The Arm NN SDK provides parsers for reading model files from Caffe.

The SDK supports Caffe graphs in text and binary ProtoBuf formats. To import the graph:

  1. Load the model.
  2. Bind the input and output points of its graph.

This example code imports the graph:

// Import the Caffe model. Note: use CreateNetworkFromTextFile for text files.
armnnCaffeParser::ICaffeParserPtr parser = armnnCaffeParser::ICaffeParser::Create();
armnn::INetworkPtr network =
    parser->CreateNetworkFromBinaryFile("model/lenet_iter_9000.caffemodel",
        { }, // input taken from file if empty
        { "prob" }); // output node

After this step, the code is common regardless of the framework that you started with.

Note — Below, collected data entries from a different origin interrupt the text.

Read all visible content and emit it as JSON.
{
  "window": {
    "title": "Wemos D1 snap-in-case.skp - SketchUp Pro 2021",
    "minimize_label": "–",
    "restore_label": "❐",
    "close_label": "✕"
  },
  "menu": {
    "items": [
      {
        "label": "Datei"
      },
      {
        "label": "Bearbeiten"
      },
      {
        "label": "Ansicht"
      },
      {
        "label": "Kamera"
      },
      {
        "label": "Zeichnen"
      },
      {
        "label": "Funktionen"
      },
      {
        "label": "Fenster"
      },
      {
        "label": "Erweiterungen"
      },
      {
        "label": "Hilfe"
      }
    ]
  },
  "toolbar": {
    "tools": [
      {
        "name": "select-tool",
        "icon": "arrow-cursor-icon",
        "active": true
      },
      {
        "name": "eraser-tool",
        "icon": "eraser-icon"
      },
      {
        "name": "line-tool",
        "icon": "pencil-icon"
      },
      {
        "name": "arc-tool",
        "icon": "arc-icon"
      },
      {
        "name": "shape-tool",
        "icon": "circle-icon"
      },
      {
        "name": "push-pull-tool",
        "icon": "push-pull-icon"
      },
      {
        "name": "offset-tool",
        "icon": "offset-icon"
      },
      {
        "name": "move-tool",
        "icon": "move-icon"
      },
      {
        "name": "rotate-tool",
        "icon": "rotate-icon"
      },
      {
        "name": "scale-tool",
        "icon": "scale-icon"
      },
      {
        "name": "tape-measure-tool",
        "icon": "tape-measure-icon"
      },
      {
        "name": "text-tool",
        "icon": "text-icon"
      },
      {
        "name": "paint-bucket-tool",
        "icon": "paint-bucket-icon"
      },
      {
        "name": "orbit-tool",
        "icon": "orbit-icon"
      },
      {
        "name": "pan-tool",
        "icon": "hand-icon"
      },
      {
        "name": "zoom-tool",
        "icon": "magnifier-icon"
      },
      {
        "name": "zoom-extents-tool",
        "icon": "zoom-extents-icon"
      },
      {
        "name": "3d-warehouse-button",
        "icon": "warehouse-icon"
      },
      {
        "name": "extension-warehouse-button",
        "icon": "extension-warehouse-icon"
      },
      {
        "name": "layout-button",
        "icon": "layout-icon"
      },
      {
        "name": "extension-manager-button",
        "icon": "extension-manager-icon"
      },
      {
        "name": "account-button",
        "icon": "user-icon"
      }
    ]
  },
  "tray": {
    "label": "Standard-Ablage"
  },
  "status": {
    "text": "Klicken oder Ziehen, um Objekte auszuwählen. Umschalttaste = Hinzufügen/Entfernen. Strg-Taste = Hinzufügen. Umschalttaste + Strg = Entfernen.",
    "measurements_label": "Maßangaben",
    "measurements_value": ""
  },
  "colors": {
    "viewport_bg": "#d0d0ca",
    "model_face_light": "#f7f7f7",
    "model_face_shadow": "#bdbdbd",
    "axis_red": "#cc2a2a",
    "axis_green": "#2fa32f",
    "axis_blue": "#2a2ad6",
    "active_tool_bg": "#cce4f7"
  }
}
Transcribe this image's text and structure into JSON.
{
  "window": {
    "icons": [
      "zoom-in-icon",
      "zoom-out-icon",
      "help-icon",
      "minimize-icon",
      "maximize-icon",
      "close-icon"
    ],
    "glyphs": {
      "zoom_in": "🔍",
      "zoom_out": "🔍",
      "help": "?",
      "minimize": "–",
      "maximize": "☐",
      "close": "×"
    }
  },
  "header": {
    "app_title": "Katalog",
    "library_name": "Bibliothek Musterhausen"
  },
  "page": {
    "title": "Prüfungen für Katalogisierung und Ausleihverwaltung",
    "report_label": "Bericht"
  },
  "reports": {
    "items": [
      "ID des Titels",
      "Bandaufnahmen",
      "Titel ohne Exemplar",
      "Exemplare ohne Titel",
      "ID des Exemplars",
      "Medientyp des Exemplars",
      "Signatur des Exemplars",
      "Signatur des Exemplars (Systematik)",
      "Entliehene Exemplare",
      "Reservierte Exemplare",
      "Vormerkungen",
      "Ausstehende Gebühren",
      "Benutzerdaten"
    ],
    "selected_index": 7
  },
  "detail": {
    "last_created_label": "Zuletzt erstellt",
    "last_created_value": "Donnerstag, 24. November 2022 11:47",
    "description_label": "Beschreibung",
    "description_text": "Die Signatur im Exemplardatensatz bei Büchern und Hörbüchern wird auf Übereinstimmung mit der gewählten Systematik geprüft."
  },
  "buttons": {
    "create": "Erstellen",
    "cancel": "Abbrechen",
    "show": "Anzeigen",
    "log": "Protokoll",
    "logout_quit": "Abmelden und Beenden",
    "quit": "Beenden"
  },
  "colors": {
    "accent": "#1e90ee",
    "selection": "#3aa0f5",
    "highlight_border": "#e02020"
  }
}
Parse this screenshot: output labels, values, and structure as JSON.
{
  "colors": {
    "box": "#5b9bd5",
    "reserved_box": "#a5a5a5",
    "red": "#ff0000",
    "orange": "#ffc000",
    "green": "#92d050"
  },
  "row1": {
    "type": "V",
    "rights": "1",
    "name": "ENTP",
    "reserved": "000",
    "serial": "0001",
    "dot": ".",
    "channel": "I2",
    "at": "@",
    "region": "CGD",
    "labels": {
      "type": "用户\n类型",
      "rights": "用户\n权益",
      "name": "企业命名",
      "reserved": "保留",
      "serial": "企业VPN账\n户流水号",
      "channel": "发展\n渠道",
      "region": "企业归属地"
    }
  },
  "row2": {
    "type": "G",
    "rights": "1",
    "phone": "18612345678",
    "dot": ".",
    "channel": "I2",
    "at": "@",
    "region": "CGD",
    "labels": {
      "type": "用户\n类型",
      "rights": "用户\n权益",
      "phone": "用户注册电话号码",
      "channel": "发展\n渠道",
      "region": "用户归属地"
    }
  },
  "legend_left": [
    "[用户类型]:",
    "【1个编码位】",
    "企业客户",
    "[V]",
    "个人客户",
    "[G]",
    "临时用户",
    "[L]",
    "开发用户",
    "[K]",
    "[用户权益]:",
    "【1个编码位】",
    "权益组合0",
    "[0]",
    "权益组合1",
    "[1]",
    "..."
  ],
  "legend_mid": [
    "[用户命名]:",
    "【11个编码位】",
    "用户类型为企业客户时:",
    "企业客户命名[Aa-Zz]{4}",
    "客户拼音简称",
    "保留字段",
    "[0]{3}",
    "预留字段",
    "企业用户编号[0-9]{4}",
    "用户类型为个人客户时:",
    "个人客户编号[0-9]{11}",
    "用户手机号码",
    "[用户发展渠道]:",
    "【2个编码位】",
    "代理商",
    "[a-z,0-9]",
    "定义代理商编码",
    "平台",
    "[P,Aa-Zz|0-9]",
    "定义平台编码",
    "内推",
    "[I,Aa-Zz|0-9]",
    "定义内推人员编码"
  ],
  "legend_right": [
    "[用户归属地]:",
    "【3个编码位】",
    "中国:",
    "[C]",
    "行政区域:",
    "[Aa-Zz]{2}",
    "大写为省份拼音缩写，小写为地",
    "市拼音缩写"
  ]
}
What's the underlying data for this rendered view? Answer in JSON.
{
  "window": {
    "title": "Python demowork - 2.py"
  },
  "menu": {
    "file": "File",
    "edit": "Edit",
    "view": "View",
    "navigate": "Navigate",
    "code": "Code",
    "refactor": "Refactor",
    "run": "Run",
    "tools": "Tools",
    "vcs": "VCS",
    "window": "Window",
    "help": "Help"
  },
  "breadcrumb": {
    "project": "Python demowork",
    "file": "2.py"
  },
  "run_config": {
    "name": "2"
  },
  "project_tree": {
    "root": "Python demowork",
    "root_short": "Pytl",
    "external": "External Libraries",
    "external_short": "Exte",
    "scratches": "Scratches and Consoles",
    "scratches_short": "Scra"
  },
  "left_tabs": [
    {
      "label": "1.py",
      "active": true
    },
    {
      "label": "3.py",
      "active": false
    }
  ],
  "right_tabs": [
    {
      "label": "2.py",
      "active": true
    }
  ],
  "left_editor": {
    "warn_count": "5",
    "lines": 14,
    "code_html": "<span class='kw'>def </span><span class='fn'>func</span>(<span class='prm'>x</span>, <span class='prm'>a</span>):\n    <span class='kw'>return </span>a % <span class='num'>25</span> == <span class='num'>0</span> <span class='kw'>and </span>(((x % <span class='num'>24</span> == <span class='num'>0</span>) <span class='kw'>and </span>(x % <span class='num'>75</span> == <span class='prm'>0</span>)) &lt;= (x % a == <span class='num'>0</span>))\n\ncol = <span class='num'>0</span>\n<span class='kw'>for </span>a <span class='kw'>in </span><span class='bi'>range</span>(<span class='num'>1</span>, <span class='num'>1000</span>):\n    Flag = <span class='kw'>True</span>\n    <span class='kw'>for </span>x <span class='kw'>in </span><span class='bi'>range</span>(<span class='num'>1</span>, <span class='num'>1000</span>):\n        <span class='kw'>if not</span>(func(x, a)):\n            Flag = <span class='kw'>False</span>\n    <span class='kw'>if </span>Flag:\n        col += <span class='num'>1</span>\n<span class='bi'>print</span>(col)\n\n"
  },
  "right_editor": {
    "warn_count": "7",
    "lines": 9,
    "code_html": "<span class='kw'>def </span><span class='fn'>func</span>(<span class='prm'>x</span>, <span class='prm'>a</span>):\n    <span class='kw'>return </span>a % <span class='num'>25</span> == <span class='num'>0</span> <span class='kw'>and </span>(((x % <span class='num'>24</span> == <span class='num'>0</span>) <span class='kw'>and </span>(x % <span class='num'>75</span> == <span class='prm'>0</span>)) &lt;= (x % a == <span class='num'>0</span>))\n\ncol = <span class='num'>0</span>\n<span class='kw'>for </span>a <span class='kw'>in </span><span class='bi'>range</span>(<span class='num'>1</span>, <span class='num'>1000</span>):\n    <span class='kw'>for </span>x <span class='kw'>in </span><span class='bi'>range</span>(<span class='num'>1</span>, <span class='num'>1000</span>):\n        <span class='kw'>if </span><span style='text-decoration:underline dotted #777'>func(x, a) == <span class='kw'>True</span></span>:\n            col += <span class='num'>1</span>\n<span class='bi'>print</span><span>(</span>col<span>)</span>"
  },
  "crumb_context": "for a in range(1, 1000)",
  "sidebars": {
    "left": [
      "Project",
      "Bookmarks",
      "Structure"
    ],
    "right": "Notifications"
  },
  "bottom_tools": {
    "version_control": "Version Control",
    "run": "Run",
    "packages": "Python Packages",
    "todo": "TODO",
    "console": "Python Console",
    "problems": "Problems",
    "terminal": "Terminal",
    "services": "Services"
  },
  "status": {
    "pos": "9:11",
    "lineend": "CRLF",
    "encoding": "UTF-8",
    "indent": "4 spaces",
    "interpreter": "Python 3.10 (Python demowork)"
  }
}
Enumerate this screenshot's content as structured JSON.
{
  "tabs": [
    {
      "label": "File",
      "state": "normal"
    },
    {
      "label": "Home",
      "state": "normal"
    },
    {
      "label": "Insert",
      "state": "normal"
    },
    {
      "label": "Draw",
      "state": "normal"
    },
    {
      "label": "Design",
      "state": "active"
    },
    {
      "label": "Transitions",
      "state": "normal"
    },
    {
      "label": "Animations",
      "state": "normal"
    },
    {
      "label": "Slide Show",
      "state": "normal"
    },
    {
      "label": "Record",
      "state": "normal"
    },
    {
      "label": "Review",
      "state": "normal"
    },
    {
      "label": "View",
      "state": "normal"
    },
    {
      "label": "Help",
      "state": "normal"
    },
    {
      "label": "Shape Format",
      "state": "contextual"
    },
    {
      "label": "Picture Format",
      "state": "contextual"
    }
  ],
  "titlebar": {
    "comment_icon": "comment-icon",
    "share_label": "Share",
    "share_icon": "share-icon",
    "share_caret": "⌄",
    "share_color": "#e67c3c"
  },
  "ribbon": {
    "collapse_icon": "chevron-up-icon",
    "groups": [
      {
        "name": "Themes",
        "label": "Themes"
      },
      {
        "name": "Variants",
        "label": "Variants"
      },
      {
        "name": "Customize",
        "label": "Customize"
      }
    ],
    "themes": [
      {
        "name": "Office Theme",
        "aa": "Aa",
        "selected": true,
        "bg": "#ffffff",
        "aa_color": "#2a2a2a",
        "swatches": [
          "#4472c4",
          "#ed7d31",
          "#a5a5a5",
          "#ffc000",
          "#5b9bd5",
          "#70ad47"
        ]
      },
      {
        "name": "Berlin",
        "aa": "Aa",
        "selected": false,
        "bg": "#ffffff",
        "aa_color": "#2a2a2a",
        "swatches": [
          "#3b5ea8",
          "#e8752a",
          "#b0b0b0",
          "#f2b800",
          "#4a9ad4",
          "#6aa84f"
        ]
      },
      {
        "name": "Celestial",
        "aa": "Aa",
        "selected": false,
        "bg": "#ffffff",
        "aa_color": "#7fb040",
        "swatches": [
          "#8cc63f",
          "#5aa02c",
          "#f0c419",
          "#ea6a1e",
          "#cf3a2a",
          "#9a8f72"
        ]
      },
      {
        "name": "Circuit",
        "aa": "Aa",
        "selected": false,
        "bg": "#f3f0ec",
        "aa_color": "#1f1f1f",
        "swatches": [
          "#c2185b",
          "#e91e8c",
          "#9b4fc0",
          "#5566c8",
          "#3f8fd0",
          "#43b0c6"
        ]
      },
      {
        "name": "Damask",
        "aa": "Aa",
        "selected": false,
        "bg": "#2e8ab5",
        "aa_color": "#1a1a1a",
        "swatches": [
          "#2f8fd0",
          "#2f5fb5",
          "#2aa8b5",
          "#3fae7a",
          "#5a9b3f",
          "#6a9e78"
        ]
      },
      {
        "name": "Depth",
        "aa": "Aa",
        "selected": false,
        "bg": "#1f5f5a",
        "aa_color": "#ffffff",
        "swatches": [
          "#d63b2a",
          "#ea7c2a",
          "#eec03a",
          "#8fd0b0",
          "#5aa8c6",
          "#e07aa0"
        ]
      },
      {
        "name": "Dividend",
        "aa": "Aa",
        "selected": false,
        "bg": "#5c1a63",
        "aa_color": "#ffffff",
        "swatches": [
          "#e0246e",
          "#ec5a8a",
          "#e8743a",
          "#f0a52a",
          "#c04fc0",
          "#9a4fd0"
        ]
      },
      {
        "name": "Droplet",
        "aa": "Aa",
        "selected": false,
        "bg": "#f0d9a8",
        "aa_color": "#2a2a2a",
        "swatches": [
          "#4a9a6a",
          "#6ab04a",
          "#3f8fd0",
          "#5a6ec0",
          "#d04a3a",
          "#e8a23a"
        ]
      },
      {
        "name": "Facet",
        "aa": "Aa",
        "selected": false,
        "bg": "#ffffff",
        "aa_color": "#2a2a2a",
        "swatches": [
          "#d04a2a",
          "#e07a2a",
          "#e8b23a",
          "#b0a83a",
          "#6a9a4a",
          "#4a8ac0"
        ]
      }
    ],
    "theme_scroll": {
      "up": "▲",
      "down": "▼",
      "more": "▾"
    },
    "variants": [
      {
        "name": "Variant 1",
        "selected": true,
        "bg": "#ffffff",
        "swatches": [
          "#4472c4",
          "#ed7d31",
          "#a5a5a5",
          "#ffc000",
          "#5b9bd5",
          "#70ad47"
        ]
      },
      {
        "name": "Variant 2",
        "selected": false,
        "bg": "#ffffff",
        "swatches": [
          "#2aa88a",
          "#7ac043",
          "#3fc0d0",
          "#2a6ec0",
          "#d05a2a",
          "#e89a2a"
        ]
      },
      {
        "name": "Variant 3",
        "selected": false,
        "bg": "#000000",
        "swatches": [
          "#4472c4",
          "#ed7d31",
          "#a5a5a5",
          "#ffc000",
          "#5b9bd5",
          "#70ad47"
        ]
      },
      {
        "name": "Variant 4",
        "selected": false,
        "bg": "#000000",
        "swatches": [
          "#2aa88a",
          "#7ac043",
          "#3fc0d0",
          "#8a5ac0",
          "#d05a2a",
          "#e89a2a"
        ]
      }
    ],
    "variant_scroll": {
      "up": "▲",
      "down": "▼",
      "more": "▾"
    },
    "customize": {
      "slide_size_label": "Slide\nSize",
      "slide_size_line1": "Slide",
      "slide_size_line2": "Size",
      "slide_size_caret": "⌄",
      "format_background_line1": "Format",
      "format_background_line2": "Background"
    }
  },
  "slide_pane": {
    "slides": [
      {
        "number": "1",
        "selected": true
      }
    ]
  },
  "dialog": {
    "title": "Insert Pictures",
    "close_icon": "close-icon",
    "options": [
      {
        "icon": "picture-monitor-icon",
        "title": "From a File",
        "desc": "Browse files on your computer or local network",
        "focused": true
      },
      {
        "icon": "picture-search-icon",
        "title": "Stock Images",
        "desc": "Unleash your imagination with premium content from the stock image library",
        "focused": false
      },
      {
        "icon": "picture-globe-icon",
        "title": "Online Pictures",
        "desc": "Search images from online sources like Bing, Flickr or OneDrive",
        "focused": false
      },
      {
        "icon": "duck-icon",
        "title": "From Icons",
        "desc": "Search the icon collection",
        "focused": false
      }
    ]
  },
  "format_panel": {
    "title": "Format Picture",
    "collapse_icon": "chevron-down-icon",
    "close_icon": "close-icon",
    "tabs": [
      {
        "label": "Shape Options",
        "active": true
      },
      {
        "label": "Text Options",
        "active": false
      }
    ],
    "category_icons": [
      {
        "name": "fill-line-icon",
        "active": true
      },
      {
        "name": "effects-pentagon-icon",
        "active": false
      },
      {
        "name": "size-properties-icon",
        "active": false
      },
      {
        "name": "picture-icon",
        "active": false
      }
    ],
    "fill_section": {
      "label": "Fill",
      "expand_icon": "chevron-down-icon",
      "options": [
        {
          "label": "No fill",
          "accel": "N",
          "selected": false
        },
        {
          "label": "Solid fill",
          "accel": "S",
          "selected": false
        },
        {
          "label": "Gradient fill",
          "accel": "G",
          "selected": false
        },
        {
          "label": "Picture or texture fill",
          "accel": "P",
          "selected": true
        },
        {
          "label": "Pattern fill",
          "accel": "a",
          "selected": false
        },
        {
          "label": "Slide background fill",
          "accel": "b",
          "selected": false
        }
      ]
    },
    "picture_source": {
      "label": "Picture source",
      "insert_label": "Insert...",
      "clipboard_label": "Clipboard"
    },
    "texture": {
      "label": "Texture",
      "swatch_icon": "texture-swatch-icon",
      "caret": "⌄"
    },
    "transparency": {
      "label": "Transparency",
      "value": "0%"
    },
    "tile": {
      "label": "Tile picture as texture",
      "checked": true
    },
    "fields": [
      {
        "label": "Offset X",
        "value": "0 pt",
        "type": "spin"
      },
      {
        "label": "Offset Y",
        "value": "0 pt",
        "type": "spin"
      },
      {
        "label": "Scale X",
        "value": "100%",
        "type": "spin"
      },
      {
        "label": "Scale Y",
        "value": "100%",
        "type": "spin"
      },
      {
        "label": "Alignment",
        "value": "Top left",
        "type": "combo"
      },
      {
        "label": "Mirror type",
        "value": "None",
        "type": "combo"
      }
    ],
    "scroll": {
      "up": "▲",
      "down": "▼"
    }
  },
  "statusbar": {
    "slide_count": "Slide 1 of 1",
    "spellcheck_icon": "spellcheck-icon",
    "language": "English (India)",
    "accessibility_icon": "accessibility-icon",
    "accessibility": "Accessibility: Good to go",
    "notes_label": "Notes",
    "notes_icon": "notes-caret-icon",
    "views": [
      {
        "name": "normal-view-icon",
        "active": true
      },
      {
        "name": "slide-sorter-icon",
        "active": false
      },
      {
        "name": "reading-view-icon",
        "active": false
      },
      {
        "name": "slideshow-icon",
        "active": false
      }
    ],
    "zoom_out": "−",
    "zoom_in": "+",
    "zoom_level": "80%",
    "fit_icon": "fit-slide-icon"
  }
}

This example code binds the input and output tensors to the data and selects the loaded network identifier:

// Find the binding points for the input and output nodes
armnnCaffeParser::BindingPointInfo inputBindingInfo =
    parser->GetNetworkInputBindingInfo("data");
armnnCaffeParser::BindingPointInfo outputBindingInfo =
    parser->GetNetworkOutputBindingInfo("prob");

You can read the result of the inference from the output array and compare it to the MnistImage label from the data file.

Optimize and load onto a compute device

You must optimize your network and load it onto a compute device. The Arm NN SDK supports optimized execution on multiple CPU and GPU devices. Before you start executing a graph, you must select the appropriate device context and optimize the graph for that device. 

You specify a preferential order of compute devices you want workloads to run on when you call the optimize() function. The optimizer attempts to schedule the workloads on the first specified device and falls back to the following device if the first is not available or does not support the workload. The following are the compute devices you specify to run workloads:

  • The Arm Mali GPU which you use GpuAcc to specify.
  • The Armv7 or Armv8 CPU which you use CpuAcc to specify.

This example code optimizes and loads your network onto a compute device:

//// Create a context and optimize the network for one or more compute devices in order of preference
// e.g. GpuAcc, CpuAcc = if available run on Arm Mali GPU, else try to run on ARM v7 or v8 CPU
armnn::IRuntime::CreationOptions options;
armnn::IRuntimePtr context = armnn::IRuntime::Create(options);
armnn::IOptimizedNetworkPtr optNet = armnn::Optimize(*net, {armnn::Compute::GpuAcc, armnn::Compute::CpuAcc}, runtime->GetDeviceSpec());

// Load the optimized network onto the device
armnn::NetworkId networkIdentifier;
context->LoadNetwork(networkIdentifier, std::move(optNet));

Run a graph on a compute device

Inference on a compute device is performed using the EnqueueWorkload() function of the context.

This example code runs a single inference on the test image:

// Run a single inference on the test image
std::array<float, 10=""> output;
armnn::Status ret = context->EnqueueWorkload(networkIdentifier,
    MakeInputTensors(inputBindingInfo, &input->image[0]),
    MakeOutputTensors(outputBindingInfo, &output[0]));

The std::distance() function in the following code is used to find the index of the largest element in the output. This function is equivalent to NumPy's argmax() function.  

// Convert 1-hot output to an integer label and print
int label = std::distance(output.begin(), std::max_element(output.begin(),output.end()));
std::cout << "Predicted: " << label << std::endl;
std::cout << "   Actual: " << input->label << std::endl;
return 0;

Deploying an application using the Arm NN SDK

You must link your application with the Arm NN SDK library and the Caffe parsing library. This example code links your application:

g++ -O3 -std=c++14 -I$(ARMNN_INC) mnist_caffe.cpp -o mnist_caffe -L$(ARMNN_LIB) 
-larmnn -larmnnCaffeParser

For convenience, the Arm NN SDK can run with a reference implementation on x86 for development and testing, but the optimized kernels are only available for Arm CPUs and GPUs. This means that you must run your profiling and optimization steps on a real Arm-powered device because x86 performance does not represent real performance.